The fund purchases ETFs that track the S&P 500, seeking constant exposure to the S&P 500 Index while also purchasing and selling put options and call options in a put/spread collar approach. The options that the fund uses are either based on the S&P 500 Index or ETFs that seek to replicate the S&P 500 Index.
“Many investors struggle to stay the course with their equity investments due to volatility, but by creating a lower volatility equity exposure, those who are more risk averse can stay invested and improve their opportunities to participate in market upside,” said David Berns, Ph.D., CIO and co-founder of Simplify in the press release.
“At the same time, with bond yields near all-time lows, investors are searching for alternatives to traditional low vol investments. The possibility of reduced volatility offered by HEQT creates a powerful alternative for investors, and we’re very pleased to be bringing this fund to market,” Berns said.
By utilizing the put/spread collar, the fund seeks to offer investors downside protection with the put options while providing income with the index call options. This approach minimizes the volatility and risk that long-only strategies are prone to. The collars are set to expire over three sequential months in an effort to provide better rebalancing opportunities.
Put options are bought at a higher strike price and sold at a lower strike price, creating put option spread, while simultaneously selling a call option on the S&P 500 Index or ETF. The spread is maintained to protect the fund from a 5–20% market downturn, with options being renewed on a quarterly basis, depending on market conditions at the time.
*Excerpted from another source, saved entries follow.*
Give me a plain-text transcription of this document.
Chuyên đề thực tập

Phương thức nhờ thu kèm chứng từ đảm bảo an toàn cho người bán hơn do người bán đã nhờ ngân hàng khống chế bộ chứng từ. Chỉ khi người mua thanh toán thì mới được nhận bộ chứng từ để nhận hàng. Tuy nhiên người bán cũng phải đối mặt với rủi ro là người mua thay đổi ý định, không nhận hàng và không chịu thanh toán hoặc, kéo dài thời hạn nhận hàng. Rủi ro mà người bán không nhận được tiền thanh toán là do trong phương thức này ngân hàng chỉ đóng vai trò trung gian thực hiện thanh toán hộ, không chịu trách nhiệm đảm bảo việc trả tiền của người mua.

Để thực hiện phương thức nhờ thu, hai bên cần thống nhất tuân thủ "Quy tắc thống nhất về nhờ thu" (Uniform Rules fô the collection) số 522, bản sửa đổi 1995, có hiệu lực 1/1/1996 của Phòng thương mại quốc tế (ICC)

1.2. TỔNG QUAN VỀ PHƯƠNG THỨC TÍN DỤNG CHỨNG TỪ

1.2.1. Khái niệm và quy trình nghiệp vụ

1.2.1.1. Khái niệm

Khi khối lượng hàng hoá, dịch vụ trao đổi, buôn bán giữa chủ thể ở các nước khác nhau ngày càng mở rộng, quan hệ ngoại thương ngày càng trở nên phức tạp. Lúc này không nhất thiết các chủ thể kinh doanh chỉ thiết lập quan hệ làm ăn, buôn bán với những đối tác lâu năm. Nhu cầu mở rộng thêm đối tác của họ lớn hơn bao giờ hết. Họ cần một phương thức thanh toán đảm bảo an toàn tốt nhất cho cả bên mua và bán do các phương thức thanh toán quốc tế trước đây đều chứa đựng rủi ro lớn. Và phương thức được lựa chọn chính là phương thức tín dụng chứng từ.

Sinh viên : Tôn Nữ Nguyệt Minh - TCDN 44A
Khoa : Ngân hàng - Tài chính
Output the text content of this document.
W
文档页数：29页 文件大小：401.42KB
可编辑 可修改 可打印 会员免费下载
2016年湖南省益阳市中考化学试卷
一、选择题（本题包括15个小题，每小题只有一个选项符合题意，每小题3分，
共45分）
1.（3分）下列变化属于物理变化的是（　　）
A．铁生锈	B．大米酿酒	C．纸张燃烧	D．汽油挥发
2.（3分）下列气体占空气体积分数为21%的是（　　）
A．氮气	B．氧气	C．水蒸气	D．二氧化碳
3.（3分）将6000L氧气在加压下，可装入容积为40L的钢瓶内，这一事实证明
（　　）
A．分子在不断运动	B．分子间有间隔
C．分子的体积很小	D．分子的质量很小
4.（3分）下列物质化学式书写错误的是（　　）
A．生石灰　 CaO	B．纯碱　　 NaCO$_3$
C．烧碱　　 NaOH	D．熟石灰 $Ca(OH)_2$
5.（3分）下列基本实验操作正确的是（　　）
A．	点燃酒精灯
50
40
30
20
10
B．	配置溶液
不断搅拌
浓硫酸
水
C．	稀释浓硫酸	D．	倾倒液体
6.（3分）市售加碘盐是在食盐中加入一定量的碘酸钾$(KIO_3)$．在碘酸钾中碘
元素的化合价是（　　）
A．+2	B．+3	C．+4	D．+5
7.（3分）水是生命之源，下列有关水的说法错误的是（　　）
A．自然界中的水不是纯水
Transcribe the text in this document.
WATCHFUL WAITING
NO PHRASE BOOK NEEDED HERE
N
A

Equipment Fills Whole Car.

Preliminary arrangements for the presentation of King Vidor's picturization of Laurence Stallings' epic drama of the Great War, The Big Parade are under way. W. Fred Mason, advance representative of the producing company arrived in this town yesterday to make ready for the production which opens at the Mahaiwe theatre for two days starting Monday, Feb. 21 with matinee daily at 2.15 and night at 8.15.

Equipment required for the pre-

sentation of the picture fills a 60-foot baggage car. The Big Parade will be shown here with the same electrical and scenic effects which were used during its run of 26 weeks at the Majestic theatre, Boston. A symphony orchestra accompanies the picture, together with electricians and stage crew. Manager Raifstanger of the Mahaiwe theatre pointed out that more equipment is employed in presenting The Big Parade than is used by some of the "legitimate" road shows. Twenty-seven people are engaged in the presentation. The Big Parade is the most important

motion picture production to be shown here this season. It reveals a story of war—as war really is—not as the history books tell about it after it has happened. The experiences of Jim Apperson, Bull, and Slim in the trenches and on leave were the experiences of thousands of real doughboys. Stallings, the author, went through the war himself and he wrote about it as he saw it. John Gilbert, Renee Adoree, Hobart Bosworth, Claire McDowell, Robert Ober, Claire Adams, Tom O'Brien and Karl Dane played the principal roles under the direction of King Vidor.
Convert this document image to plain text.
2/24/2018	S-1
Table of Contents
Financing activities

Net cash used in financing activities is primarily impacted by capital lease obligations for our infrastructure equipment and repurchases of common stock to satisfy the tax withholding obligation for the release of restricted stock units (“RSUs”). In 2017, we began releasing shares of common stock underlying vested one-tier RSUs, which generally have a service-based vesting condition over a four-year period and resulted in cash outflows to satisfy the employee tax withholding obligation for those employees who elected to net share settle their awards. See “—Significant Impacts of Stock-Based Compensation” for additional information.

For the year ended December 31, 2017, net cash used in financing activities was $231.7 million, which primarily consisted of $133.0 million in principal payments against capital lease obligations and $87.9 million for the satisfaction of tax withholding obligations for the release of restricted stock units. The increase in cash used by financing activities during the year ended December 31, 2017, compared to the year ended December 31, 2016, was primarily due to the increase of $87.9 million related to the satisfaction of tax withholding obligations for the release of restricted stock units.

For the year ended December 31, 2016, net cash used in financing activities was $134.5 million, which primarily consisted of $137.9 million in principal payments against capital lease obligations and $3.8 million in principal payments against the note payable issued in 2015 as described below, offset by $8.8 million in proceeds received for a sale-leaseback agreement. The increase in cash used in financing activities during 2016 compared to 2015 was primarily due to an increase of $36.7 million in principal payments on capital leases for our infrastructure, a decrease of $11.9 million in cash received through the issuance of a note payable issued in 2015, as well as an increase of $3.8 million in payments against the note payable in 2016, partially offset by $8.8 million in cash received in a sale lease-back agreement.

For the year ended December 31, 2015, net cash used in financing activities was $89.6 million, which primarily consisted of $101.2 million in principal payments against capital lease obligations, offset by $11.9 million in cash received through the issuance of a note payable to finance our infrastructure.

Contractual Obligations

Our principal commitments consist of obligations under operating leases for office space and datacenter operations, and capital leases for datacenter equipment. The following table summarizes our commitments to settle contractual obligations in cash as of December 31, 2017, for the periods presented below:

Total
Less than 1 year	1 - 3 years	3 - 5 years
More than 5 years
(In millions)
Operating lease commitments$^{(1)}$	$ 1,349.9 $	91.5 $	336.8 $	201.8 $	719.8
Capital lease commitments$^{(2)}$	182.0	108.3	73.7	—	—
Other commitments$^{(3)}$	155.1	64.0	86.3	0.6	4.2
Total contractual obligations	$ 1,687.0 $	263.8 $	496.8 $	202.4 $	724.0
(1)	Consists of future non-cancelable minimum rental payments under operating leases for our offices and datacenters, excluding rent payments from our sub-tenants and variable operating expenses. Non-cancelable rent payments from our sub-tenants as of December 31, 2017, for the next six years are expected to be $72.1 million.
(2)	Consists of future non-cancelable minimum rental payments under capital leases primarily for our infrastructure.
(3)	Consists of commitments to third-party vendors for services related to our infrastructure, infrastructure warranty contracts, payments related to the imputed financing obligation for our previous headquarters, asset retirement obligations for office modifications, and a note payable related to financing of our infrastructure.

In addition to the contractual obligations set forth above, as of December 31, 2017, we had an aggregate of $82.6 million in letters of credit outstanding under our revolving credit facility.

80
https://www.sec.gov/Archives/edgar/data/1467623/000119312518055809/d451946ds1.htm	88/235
Income is provided from the premiums obtained by writing index call options, which can also offset the option spread costs. Because HEQT uses call options, it has limited profitability in market increases as the call option is typically used once market price meets the option’s strike price.
The fund also invests in futures contracts in order to gain equity exposure and hedge the portfolio if the fund cannot purchase or write the options it needs for its overlay.
HEQT carries an expense ratio of 0.53%.